I’m not Mormon because I’m an evangelical Christian, and Mormonism isn’t evangelical Christianity. It doesn’t have all of the things that are in evangelical Christianity that I love, and it has added things that aren’t in evangelical Christianity that I don’t love. I’m not Mormon because I genuinely believe in the things that I believe as an evangelical Christian, some of which are incompatible with Mormonism, and I love being what I am. It’s nothing personal.
We could go into more specifics than that, which would inevitably hint at things that I see as “problems” in Mormonism. I could tell you that I love the fact that callings in my church are based strictly on gifts and not guided by gender. I could tell you that worship through music is a sacred experience for me and it’s important that the type of music resonates with me. I could tell you that I love being part of a priesthood that includes all believers and extends back on through two millennia of history, connecting my own life to the lives of believers throughout the ages. I could tell you that I prefer a church polity that puts significant decision-making power in the hands of the local body of believers.
All of those things are true, and one could read between the lines to create a “list” of things that don’t work for me in Mormonism if one wanted to. But I think such a list is much less confrontational since it’s focused on what I love about my religion, not what I don’t like about yours.
I hope that my series has made it clear that there are a lot of things that I do admire in Mormonism. I’m glad that my journey has put me into regular contact with the LDS church. It’s refined me and made me a better evangelical Christian, and I’ve been enriched and blessed by my relationship with the church in so many ways.
I do worry about the LDS church. I have my concerns, which I’ve talked about in other places.
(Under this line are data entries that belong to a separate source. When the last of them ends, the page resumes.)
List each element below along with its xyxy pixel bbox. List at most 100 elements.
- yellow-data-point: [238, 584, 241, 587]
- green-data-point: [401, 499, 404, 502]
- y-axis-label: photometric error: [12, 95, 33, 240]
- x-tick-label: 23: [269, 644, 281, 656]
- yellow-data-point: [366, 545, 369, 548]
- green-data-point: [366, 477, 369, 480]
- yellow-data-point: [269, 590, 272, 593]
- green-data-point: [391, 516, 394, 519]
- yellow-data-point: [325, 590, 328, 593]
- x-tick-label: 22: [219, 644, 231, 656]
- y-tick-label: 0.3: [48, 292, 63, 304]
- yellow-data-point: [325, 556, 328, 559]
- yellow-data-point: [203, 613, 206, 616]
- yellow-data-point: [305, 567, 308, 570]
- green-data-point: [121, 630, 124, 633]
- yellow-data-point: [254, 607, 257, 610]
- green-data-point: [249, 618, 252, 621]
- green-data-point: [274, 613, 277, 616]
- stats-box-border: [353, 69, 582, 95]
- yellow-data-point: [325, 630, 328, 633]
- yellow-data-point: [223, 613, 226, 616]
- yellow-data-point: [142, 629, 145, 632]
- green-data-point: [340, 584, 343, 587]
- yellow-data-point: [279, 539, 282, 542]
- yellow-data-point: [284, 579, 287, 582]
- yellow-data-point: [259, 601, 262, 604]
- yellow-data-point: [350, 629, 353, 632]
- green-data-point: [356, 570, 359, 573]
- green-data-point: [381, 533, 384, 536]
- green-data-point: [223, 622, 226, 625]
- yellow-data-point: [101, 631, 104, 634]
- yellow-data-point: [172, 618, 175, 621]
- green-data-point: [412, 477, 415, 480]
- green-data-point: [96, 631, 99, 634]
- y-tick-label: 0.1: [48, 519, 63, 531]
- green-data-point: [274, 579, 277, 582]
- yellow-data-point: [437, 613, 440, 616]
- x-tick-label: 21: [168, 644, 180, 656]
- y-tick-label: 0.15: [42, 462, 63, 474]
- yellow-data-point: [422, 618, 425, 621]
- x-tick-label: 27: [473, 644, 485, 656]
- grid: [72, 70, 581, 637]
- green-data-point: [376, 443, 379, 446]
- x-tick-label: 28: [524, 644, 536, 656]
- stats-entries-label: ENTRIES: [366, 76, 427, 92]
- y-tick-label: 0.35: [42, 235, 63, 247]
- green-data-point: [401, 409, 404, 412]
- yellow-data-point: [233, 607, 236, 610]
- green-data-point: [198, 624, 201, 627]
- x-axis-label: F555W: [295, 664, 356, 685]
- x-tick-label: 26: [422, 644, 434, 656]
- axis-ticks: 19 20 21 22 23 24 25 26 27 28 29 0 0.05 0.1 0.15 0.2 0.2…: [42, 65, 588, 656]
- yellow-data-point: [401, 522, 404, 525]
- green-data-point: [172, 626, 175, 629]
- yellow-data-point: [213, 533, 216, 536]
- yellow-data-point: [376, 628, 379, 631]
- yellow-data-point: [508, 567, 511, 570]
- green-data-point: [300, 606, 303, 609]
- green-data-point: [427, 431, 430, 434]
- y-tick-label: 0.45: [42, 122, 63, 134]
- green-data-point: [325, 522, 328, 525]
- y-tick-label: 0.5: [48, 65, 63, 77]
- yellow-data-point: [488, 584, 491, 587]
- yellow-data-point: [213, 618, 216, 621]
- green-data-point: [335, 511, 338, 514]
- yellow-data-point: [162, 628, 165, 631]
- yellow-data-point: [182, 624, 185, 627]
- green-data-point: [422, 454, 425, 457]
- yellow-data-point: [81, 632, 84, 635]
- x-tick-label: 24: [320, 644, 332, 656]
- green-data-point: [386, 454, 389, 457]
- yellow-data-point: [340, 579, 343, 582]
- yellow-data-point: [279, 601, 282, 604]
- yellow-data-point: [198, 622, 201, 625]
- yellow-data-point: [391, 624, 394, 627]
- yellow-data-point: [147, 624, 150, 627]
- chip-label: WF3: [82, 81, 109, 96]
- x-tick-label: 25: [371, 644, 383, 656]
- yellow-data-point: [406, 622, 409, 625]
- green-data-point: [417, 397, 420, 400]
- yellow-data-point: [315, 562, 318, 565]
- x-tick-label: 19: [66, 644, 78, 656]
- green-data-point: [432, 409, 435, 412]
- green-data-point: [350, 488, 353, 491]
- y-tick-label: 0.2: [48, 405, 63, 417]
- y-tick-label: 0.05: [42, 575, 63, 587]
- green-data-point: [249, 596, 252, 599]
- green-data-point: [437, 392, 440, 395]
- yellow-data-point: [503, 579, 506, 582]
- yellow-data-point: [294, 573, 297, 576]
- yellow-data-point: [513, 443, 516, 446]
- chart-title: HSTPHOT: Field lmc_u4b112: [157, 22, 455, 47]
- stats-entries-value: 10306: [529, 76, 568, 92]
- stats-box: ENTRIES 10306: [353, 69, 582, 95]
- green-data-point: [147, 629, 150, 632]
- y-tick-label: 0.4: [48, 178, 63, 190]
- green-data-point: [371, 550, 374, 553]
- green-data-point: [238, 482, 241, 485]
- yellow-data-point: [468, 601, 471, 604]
I’d like to see the church reform someday to the point where it can be accepted into communion with the rest of the Christian world (and yes, I’d like this even though I know there are plenty of Latter-day Saints who would say they don’t want this right now).
Whatever the case, I am very grateful that God has led me to you. If you are LDS, please let me know if there’s anything I can do to have a better relationship with you.
And so ends my series. On the right note this time, I hope.